For the past two nights, Blender’s viewport became unusably laggy.
For reference, I’d rebooted the PC about two days ago, so it was working fine before the reboot.
The problem happens in Cycles viewport render mode.
I’d recently updated video driver to 366.36 and because the lagging occurs in both 4.3.2 and 4.1, I assumed the new Studio driver from nVidia was at fault, so I rolled it back to 366.14 last night. But that didn’t solve the problem.
Even stranger is that the slower mode, Vulcan experimental, is now faster than OpenGL mode, where usually OpenGL is fastest.
So after the rollback didn’t fix it, I upgraded to the 366.36 driver again. That’s when Blender started working normally with no lag again.
I made a screen recording of the problem, but the upload feature here is broken tonight (sorry an error occurred please try again).
So I uploaded the screen capture to Youtube:
But I’ll describe:
I pan the camera around and it’s about 0.5FPS. I open the preferences and turn off the RTX3090 GPU in CUDA and then I can fluidly move the camera now.
I turn on GPU in Preferences under CUDA and now the dialog box is hard to drag across screen, it is painting about 1 per second the dialog box.
I go to the render settings on right hand panel and turn off GPU, now I can move the camera view fluidly again. Turn on GPU compute and it’s lagging just awful.
I searched threads about this and someone rebooted their PC and fixed the problem. My case is the opposite, was working until I rebooted 2 days ago. I rebooted again just now, but it did not help. Tried running only Blender before starting any other programs.

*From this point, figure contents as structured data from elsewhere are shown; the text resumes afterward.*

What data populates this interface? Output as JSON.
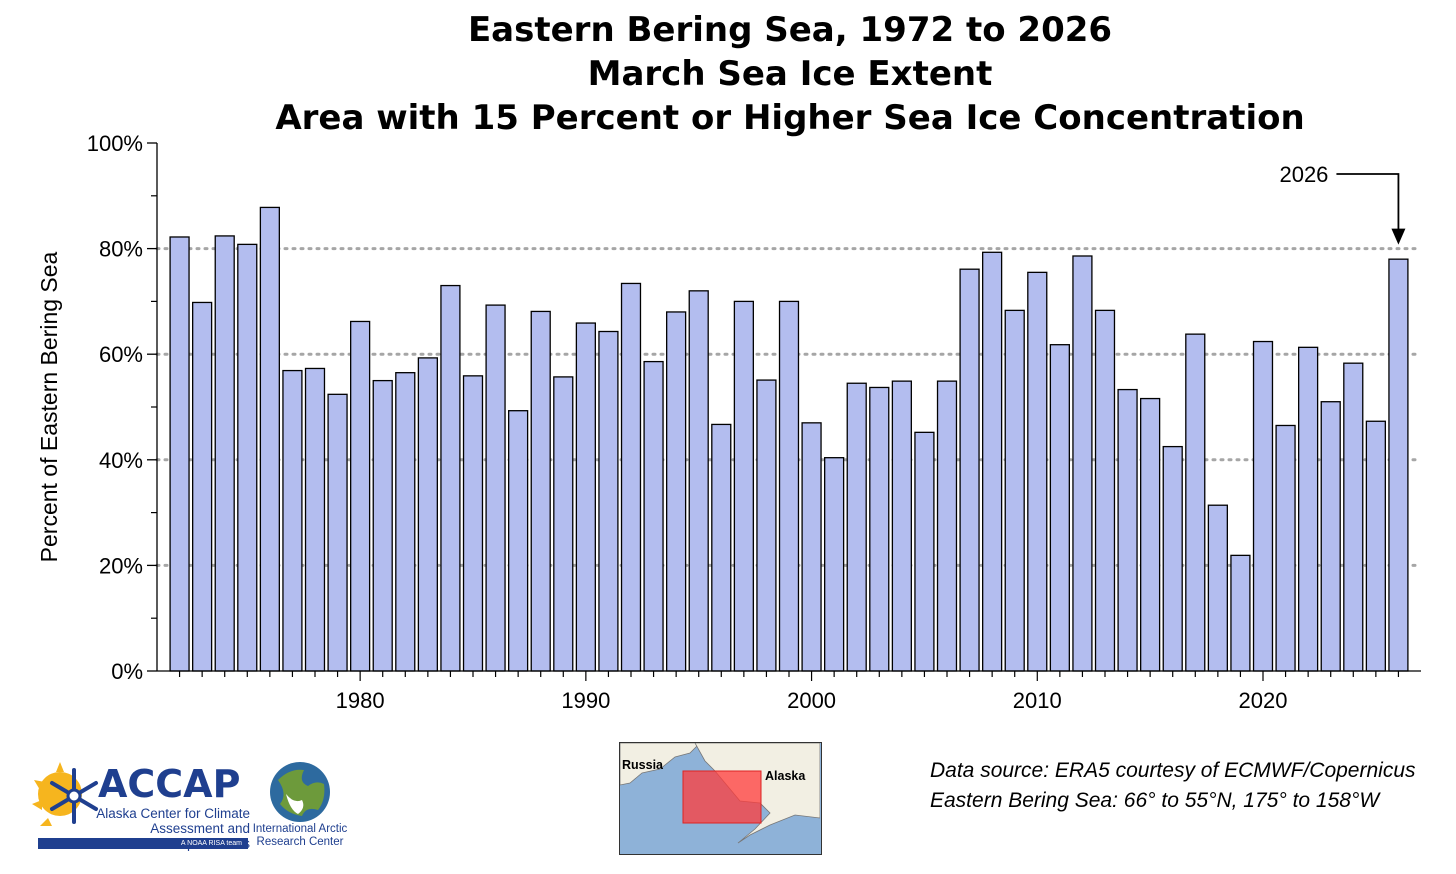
{
  "chart_data": {
    "type": "bar",
    "title_lines": [
      "Eastern Bering Sea, 1972 to 2026",
      "March Sea Ice Extent",
      "Area with 15 Percent or Higher Sea Ice Concentration"
    ],
    "ylabel": "Percent of Eastern Bering Sea",
    "xlabel": "",
    "ylim": [
      0,
      100
    ],
    "xlim": [
      1971,
      2027
    ],
    "y_ticks": [
      "0%",
      "20%",
      "40%",
      "60%",
      "80%",
      "100%"
    ],
    "x_ticks": [
      "1980",
      "1990",
      "2000",
      "2010",
      "2020"
    ],
    "grid": "horizontal dotted at 20, 40, 60, 80",
    "bar_color": "#b3bdef",
    "years": [
      1972,
      1973,
      1974,
      1975,
      1976,
      1977,
      1978,
      1979,
      1980,
      1981,
      1982,
      1983,
      1984,
      1985,
      1986,
      1987,
      1988,
      1989,
      1990,
      1991,
      1992,
      1993,
      1994,
      1995,
      1996,
      1997,
      1998,
      1999,
      2000,
      2001,
      2002,
      2003,
      2004,
      2005,
      2006,
      2007,
      2008,
      2009,
      2010,
      2011,
      2012,
      2013,
      2014,
      2015,
      2016,
      2017,
      2018,
      2019,
      2020,
      2021,
      2022,
      2023,
      2024,
      2025,
      2026
    ],
    "values": [
      82.2,
      69.8,
      82.4,
      80.8,
      87.8,
      56.9,
      57.3,
      52.4,
      66.2,
      55.0,
      56.5,
      59.3,
      73.0,
      55.9,
      69.3,
      49.3,
      68.1,
      55.7,
      65.9,
      64.3,
      73.4,
      58.6,
      68.0,
      72.0,
      46.7,
      70.0,
      55.1,
      70.0,
      47.0,
      40.4,
      54.5,
      53.7,
      54.9,
      45.2,
      54.9,
      76.1,
      79.3,
      68.3,
      75.5,
      61.8,
      78.6,
      68.3,
      53.3,
      51.6,
      42.5,
      63.8,
      31.4,
      21.9,
      62.4,
      46.5,
      61.3,
      51.0,
      58.3,
      47.3,
      78.0
    ],
    "annotation": {
      "label": "2026",
      "target_year": 2026
    }
  },
  "footer": {
    "accap": {
      "name": "ACCAP",
      "subtitle_line1": "Alaska Center for Climate",
      "subtitle_line2": "Assessment and Preparedness",
      "tagline": "A NOAA RISA team"
    },
    "iarc": {
      "line1": "International Arctic",
      "line2": "Research Center"
    },
    "map": {
      "label_russia": "Russia",
      "label_alaska": "Alaska"
    },
    "source_line1": "Data source: ERA5 courtesy of ECMWF/Copernicus",
    "source_line2": "Eastern Bering Sea: 66° to 55°N, 175° to 158°W"
  }
}
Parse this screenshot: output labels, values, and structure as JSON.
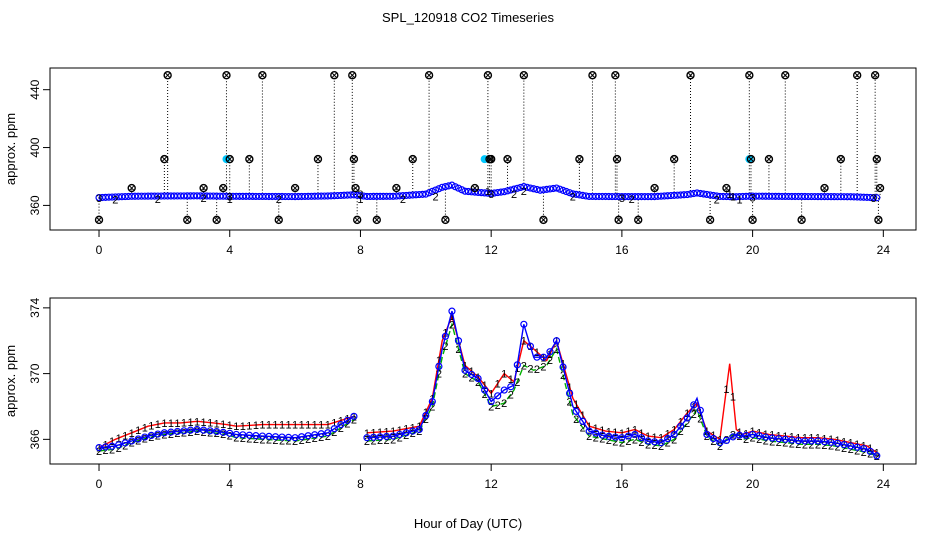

No good. Normally Blender runs great with 50 other programs going in the background, so this is weird.
I’m starting to suspect my GPU has developed a defect and needs to be returned for service/repair, but before I do that, are there any other things I should check? I reinstalled Blender, updated it to 4.3.2 and it didn’t solve the problem. What else could have broken my system two days ago? And why did it work okay after rollback and then roll forward of the video driver for one night? I don’t want to have to roll back/forward the video driver every time I want to use Blender.
I noticed when I render in Blender, I don’t hear the GPU fan speeding up anymore.
But it’s not overheating. And the utilization tops out at only 10% now. Used to go to 100% and the fan would kick up to loud levels.
Adding to tonight’s mystery of poor viewport performance, my GPU normally turns up the fans to a loud level when Blender is rendering to file. Tonight it’s silent. And the GPU usage isn’t hitting 100% like it normally would during render. It’s peaking at maybe 10%. Idle temperature normally would be 46°, but rendering it’s maxing out at 37° where in the past, it would hit over 85°. Something is off here. GPU-Z shows the fans at 53%. And right now the PC is idle and it’s emitting a lot of HEAT.
GPU chip draw only 10 watts during render?? 4096x4096 Cycles render of a 1.5 million polygon interior scene with indirect lighting. Have I entered the Twilight Zone?
These numbers don’t add up. The GPU clock DROPPED to 200MHz during the 30 second render of a 4K image. Notice the clock dropped while the load went up. Normally the clock will go to 1700MHz during render. None of these makes any sense to me.